Analytical – A term used to describe a product that produces a high level of detail about the music being played back
Balance – Usually, the tuning of the earphone. For example, a well-balanced headphone would display the attributes of not having one particularly dominant frequency, e.g., the bass, mids, and highs are all balanced.
Bass – This is the lower-end frequency of human hearing. You can measure bass in quantity (heaviness) and quality (the clarity within the frequency). Other bass descriptors are muddy and boomy.
Bloat – Bloat is usually present in the mid-bass.
Bright/Brightness – usually displayed in the upper frequencies or upper mids. Brightness is a feature enjoyed by many but walks a thin line to becoming unpleasant due to the potential of treble peaking.
Congestion – Sounds overlapping each other and poor clarity.
Crisp – Clear
Dark/Darkness – Usually where the higher frequencies are less prominent.
Decay – How a sound/note/resonance fades away, i.e., the note decay was lengthy.
Depth – How far away the instrument’s spacing is from back to front.
Detail – The attention to a full reproduction with all sound/notes being audible and present.
Forward – A more intense overall presentation of the sound.

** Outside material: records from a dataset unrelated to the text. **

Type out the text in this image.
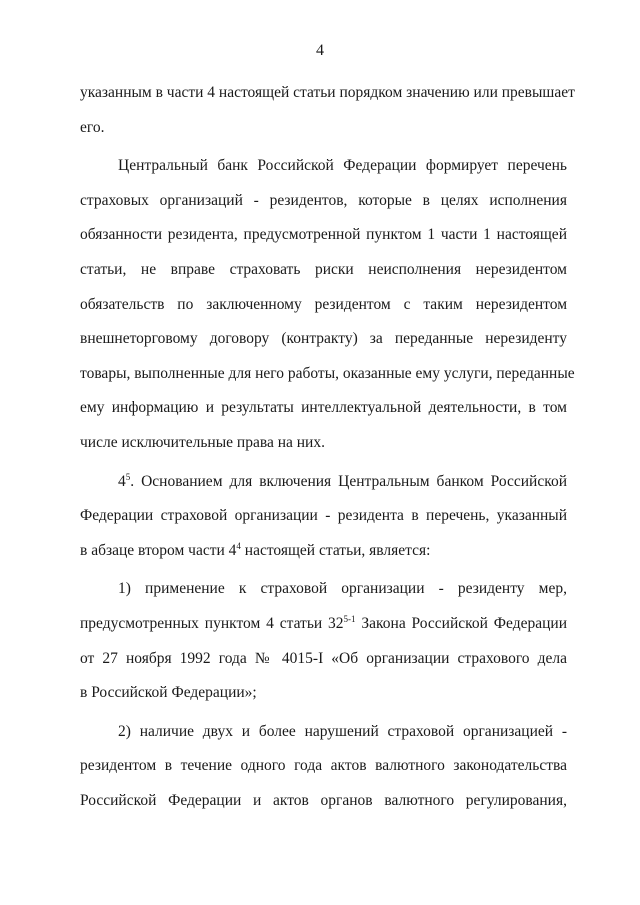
4
указанным в части 4 настоящей статьи порядком значению или превышает
его.
Центральный банк Российской Федерации формирует перечень
страховых организаций - резидентов, которые в целях исполнения
обязанности резидента, предусмотренной пунктом 1 части 1 настоящей
статьи, не вправе страховать риски неисполнения нерезидентом
обязательств по заключенному резидентом с таким нерезидентом
внешнеторговому договору (контракту) за переданные нерезиденту
товары, выполненные для него работы, оказанные ему услуги, переданные
ему информацию и результаты интеллектуальной деятельности, в том
числе исключительные права на них.
$4^5$. Основанием для включения Центральным банком Российской
Федерации страховой организации - резидента в перечень, указанный
в абзаце втором части $4^4$ настоящей статьи, является:
1) применение к страховой организации - резиденту мер,
предусмотренных пунктом 4 статьи 32$^{5-1}$ Закона Российской Федерации
от 27 ноября 1992 года № 4015-I «Об организации страхового дела
в Российской Федерации»;
2) наличие двух и более нарушений страховой организацией -
резидентом в течение одного года актов валютного законодательства
Российской Федерации и актов органов валютного регулирования,
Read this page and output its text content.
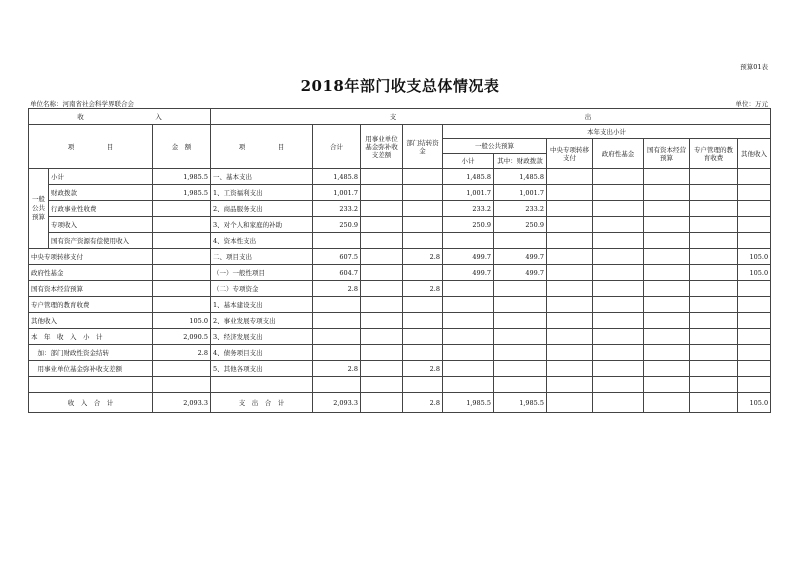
预算01表
2018年部门收支总体情况表
单位名称：河南省社会科学界联合会	单位：万元
收　　　　　　　　　　　入			支　　　　　　　　　　　　　　　　　　　　　　　　　　　　　出										
项　　　　　目		金　额	项　　　　　目	合计	用事业单位基金弥补收支差额	部门结转资金	本年支出小计						
							一般公共预算		中央专项转移支付	政府性基金	国有资本经营预算	专户管理的教育收费	其他收入
							小计	其中：财政拨款					
一般公共预算	小计	1,985.5	一、基本支出	1,485.8			1,485.8	1,485.8					
	财政拨款	1,985.5	1、工资福利支出	1,001.7			1,001.7	1,001.7					
	行政事业性收费		2、商品服务支出	233.2			233.2	233.2					
	专项收入		3、对个人和家庭的补助	250.9			250.9	250.9					
	国有资产资源有偿使用收入		4、资本性支出										
中央专项转移支付			二、项目支出	607.5		2.8	499.7	499.7					105.0
政府性基金			（一）一般性项目	604.7			499.7	499.7					105.0
国有资本经营预算			（二）专项资金	2.8		2.8							
专户管理的教育收费			1、基本建设支出										
其他收入		105.0	2、事业发展专项支出										
本　年　收　入　小　计		2,090.5	3、经济发展支出										
　加：部门财政性资金结转		2.8	4、债务项目支出										
　用事业单位基金弥补收支差额			5、其他各项支出	2.8		2.8							

收　入　合　计		2,093.3	支　出　合　计	2,093.3		2.8	1,985.5	1,985.5					105.0
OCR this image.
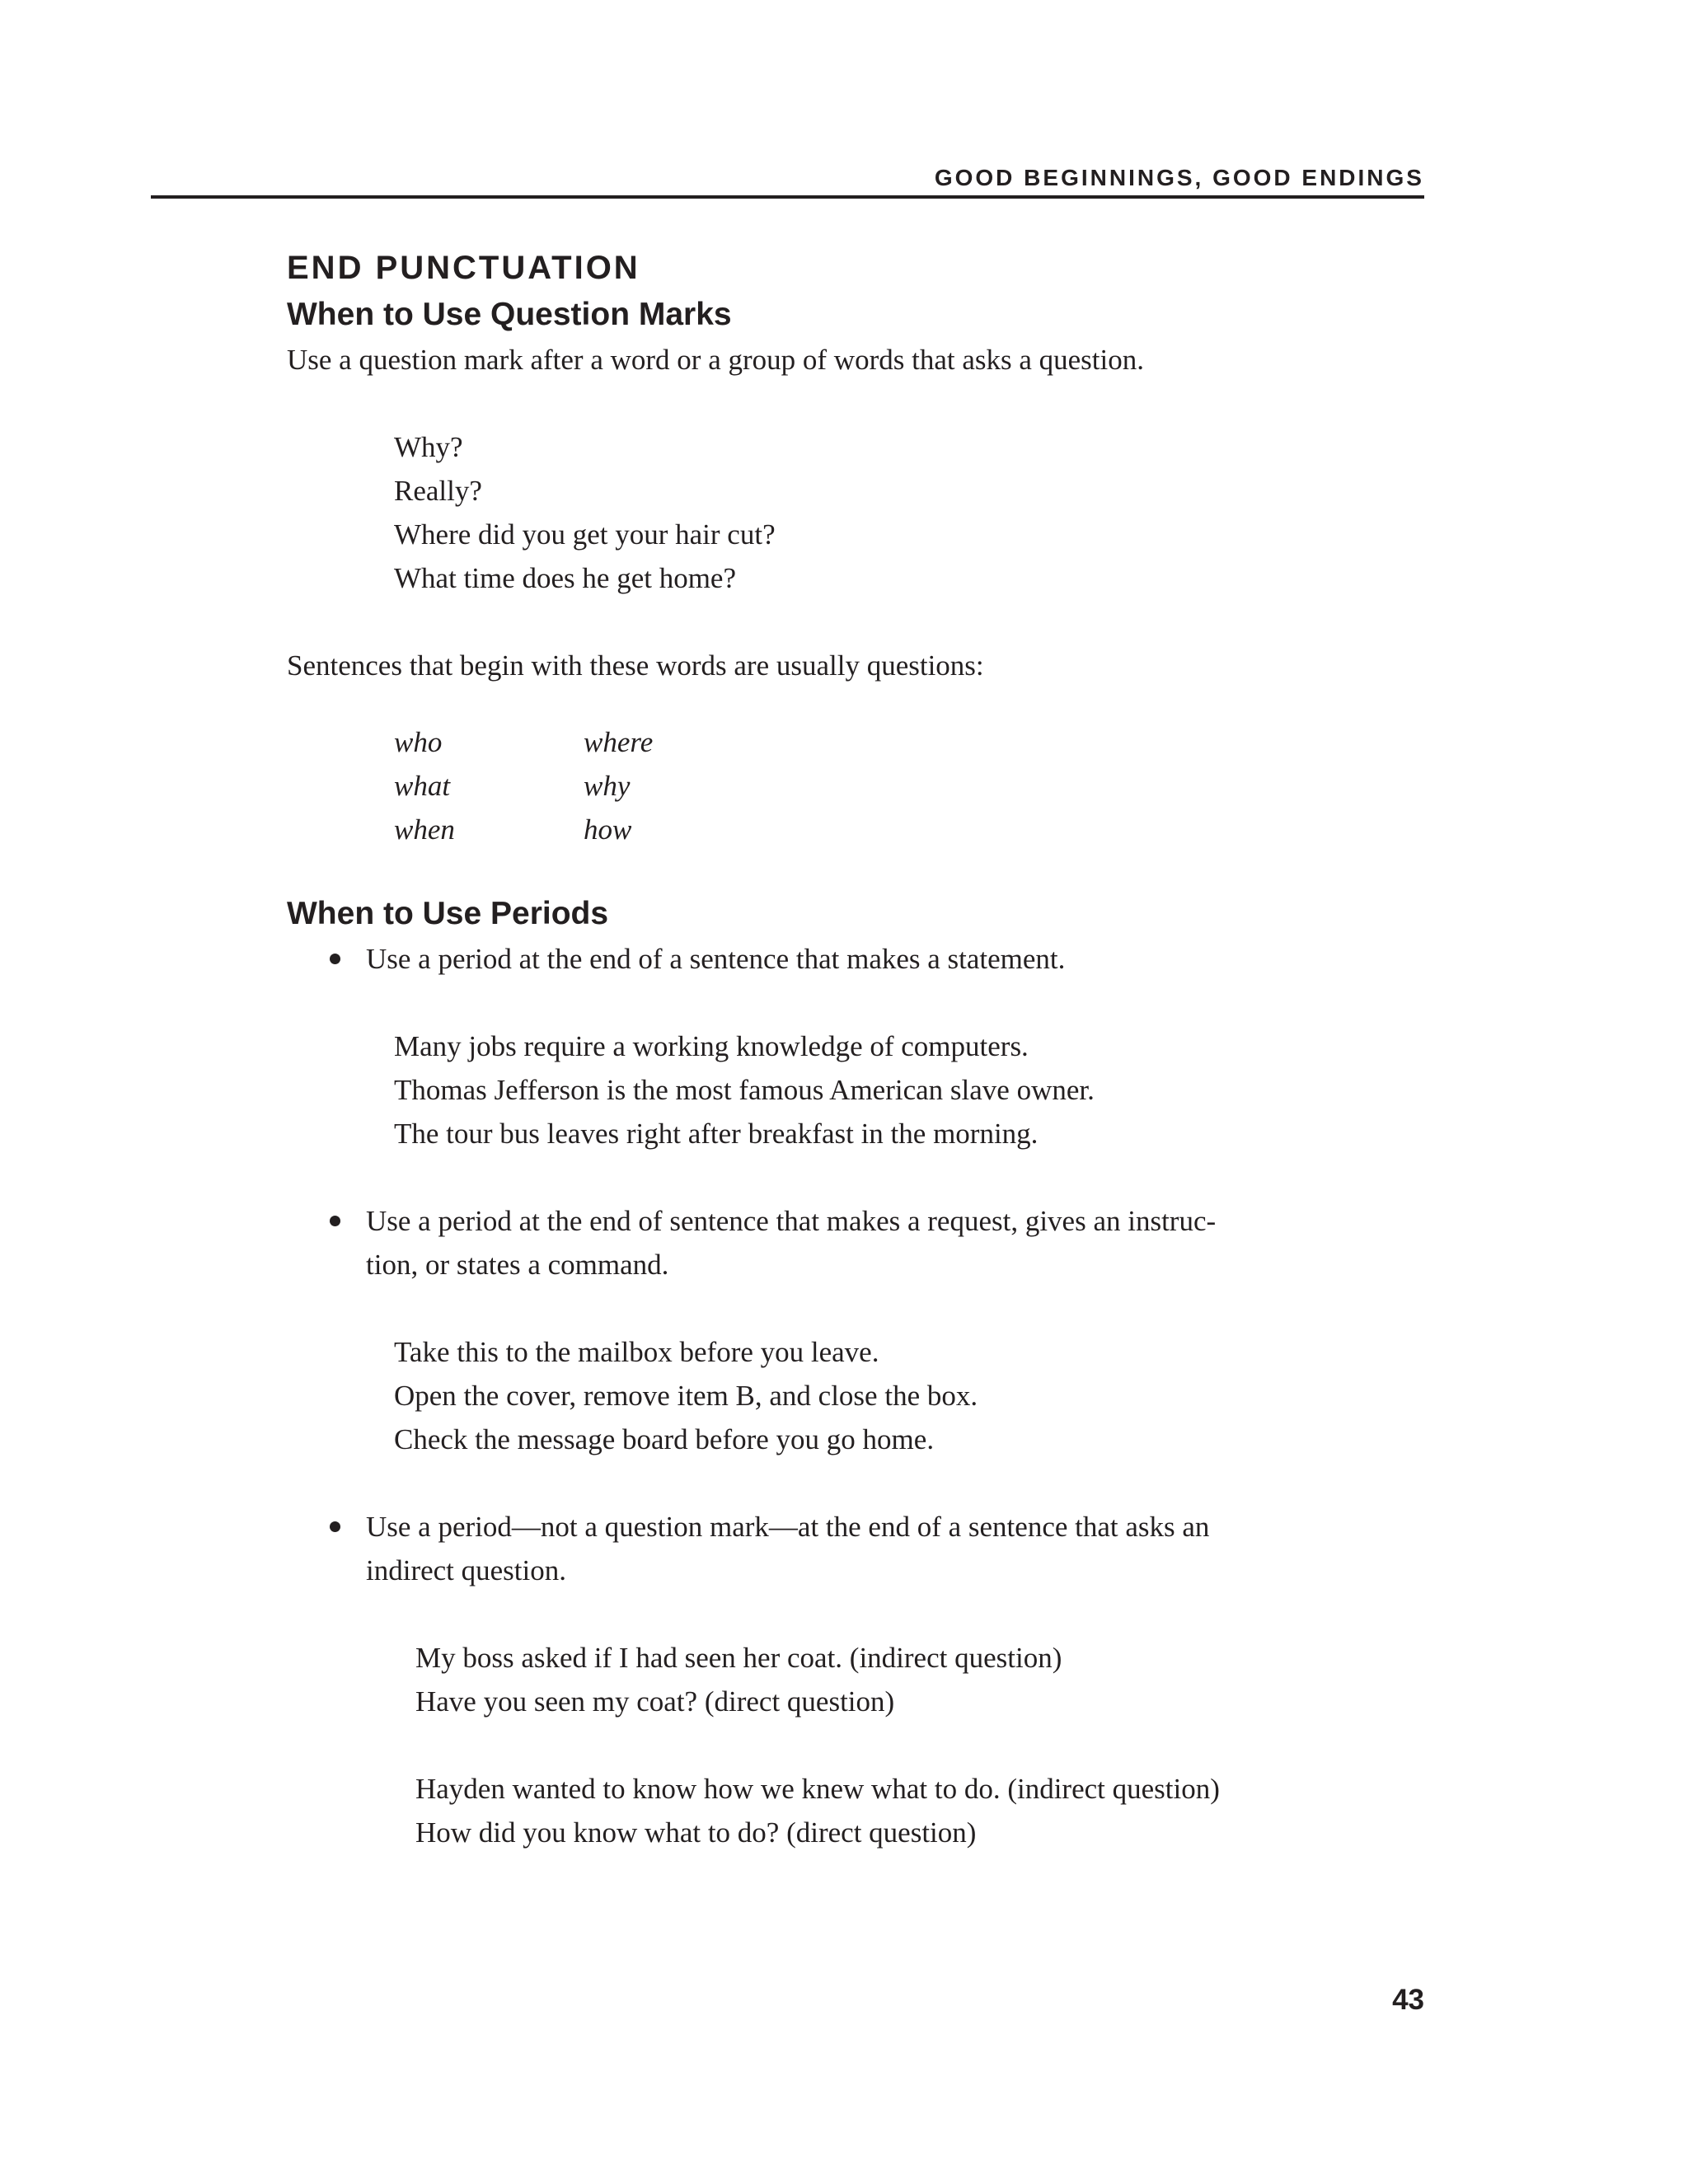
GOOD BEGINNINGS, GOOD ENDINGS
END PUNCTUATION
When to Use Question Marks

Use a question mark after a word or a group of words that asks a question.

Why?
Really?
Where did you get your hair cut?
What time does he get home?

Sentences that begin with these words are usually questions:

who	where
what	why
when	how
When to Use Periods
Use a period at the end of a sentence that makes a statement.
Many jobs require a working knowledge of computers.
Thomas Jefferson is the most famous American slave owner.
The tour bus leaves right after breakfast in the morning.
Use a period at the end of sentence that makes a request, gives an instruc-
tion, or states a command.
Take this to the mailbox before you leave.
Open the cover, remove item B, and close the box.
Check the message board before you go home.
Use a period—not a question mark—at the end of a sentence that asks an
indirect question.
My boss asked if I had seen her coat. (indirect question)
Have you seen my coat? (direct question)
Hayden wanted to know how we knew what to do. (indirect question)
How did you know what to do? (direct question)
43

Opposite of laid back and relaxed.
Fun – A usually high-energy sound with an emphasized bass.
Harsh- is usually used to describe the upper mid to upper frequencies when you get too much treble, which is an unpleasant quality.
Highs – The upper frequencies/ higher notes.
Imaging – The placement and position of an instrument as interpreted through a product.
Lush – A rich tone and usually with some warmth to the overall presentation.
Microphonics – Friction sound heard in a headphone/Earphone caused by the cable’s movement or rubbing. High microphonics = Bad.
Mids/Midrange – The middle frequencies (usually the main body of vocals and acoustic guitars, amongst others ((see instrument frequency chart))
Muddy – Unclear presentation of a sound, the opposite of clean/clear.
Natural – Sounds as it should, real and true to life.
Openness – Displays good width and depth in the presentation, with plenty of room in between instruments.
Punch – The impact and pop of a particular sound/frequency etc
Sibilant – The high unpleasant peaks that are usually unpleasant to the ear if too prevalent.
Signature – the overall tone/tuning of a headphone or earphone. Descriptors can be balanced, bassy, sibilant, etc.
Soundstage – Described in 3d terms (height, width and depth)
Timbre – The tone of a note
Transparent – Similar to clarity, it is a clean, clear, open, and detailed quality.
Warm/warmth – Engaging vocals, bumped mid-bass, and a clear, lush midrange.